# Load/Pre-process Cleaned Dataset

Now that we have our cleaned dataset, we can load that and start building the model using PyTorch. Here we get rid of some unnecessary fields and then we also need to map the positions into integer numbers so that the neural network can deal with just the numbers.

Reasoning on discarding unnecessary fields:
* 'PPG' (Fantasy points per game) is derived from other fields and can be discarded.

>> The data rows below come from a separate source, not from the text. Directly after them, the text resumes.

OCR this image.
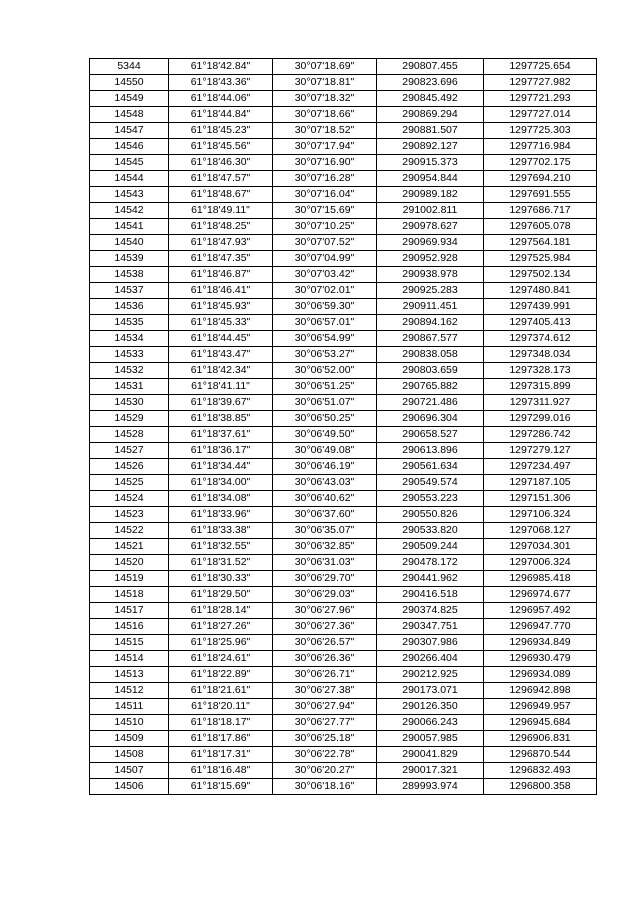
5344	61°18'42.84"	30°07'18.69"	290807.455	1297725.654
14550	61°18'43.36"	30°07'18.81"	290823.696	1297727.982
14549	61°18'44.06"	30°07'18.32"	290845.492	1297721.293
14548	61°18'44.84"	30°07'18.66"	290869.294	1297727.014
14547	61°18'45.23"	30°07'18.52"	290881.507	1297725.303
14546	61°18'45.56"	30°07'17.94"	290892.127	1297716.984
14545	61°18'46.30"	30°07'16.90"	290915.373	1297702.175
14544	61°18'47.57"	30°07'16.28"	290954.844	1297694.210
14543	61°18'48.67"	30°07'16.04"	290989.182	1297691.555
14542	61°18'49.11"	30°07'15.69"	291002.811	1297686.717
14541	61°18'48.25"	30°07'10.25"	290978.627	1297605.078
14540	61°18'47.93"	30°07'07.52"	290969.934	1297564.181
14539	61°18'47.35"	30°07'04.99"	290952.928	1297525.984
14538	61°18'46.87"	30°07'03.42"	290938.978	1297502.134
14537	61°18'46.41"	30°07'02.01"	290925.283	1297480.841
14536	61°18'45.93"	30°06'59.30"	290911.451	1297439.991
14535	61°18'45.33"	30°06'57.01"	290894.162	1297405.413
14534	61°18'44.45"	30°06'54.99"	290867.577	1297374.612
14533	61°18'43.47"	30°06'53.27"	290838.058	1297348.034
14532	61°18'42.34"	30°06'52.00"	290803.659	1297328.173
14531	61°18'41.11"	30°06'51.25"	290765.882	1297315.899
14530	61°18'39.67"	30°06'51.07"	290721.486	1297311.927
14529	61°18'38.85"	30°06'50.25"	290696.304	1297299.016
14528	61°18'37.61"	30°06'49.50"	290658.527	1297286.742
14527	61°18'36.17"	30°06'49.08"	290613.896	1297279.127
14526	61°18'34.44"	30°06'46.19"	290561.634	1297234.497
14525	61°18'34.00"	30°06'43.03"	290549.574	1297187.105
14524	61°18'34.08"	30°06'40.62"	290553.223	1297151.306
14523	61°18'33.96"	30°06'37.60"	290550.826	1297106.324
14522	61°18'33.38"	30°06'35.07"	290533.820	1297068.127
14521	61°18'32.55"	30°06'32.85"	290509.244	1297034.301
14520	61°18'31.52"	30°06'31.03"	290478.172	1297006.324
14519	61°18'30.33"	30°06'29.70"	290441.962	1296985.418
14518	61°18'29.50"	30°06'29.03"	290416.518	1296974.677
14517	61°18'28.14"	30°06'27.96"	290374.825	1296957.492
14516	61°18'27.26"	30°06'27.36"	290347.751	1296947.770
14515	61°18'25.96"	30°06'26.57"	290307.986	1296934.849
14514	61°18'24.61"	30°06'26.36"	290266.404	1296930.479
14513	61°18'22.89"	30°06'26.71"	290212.925	1296934.089
14512	61°18'21.61"	30°06'27.38"	290173.071	1296942.898
14511	61°18'20.11"	30°06'27.94"	290126.350	1296949.957
14510	61°18'18.17"	30°06'27.77"	290066.243	1296945.684
14509	61°18'17.86"	30°06'25.18"	290057.985	1296906.831
14508	61°18'17.31"	30°06'22.78"	290041.829	1296870.544
14507	61°18'16.48"	30°06'20.27"	290017.321	1296832.493
14506	61°18'15.69"	30°06'18.16"	289993.974	1296800.358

* The Player's Name and Team will be kept for display, but when training the model we will discard this because we don't want the model trying to guess based on the name of the player. There are repeat names in this dataset. For example, this dataset will include RB Derek Henry in all 4 of his years. We don't want the model picking up on names like this and trying to use that to guess the players position.

In [8]:
import pandas as pd
import torch
from torch.utils.data import Dataset, DataLoader

df = pd.read_csv('cleaned_data/combined.csv')

df = df.drop(['Player', 'Team', 'PPG'], axis=1)

# convert position = 'rb' to 0, position = 'wr' to 1
df['position'] = df['position'].map({'rb': 0, 'wr': 1})

# convert position into dtype float64
df['position'] = df['position'].astype('int64')

df.dtypes

data_tensor = torch.tensor(df.values)

data_tensor.shape

torch.Size([1016, 14])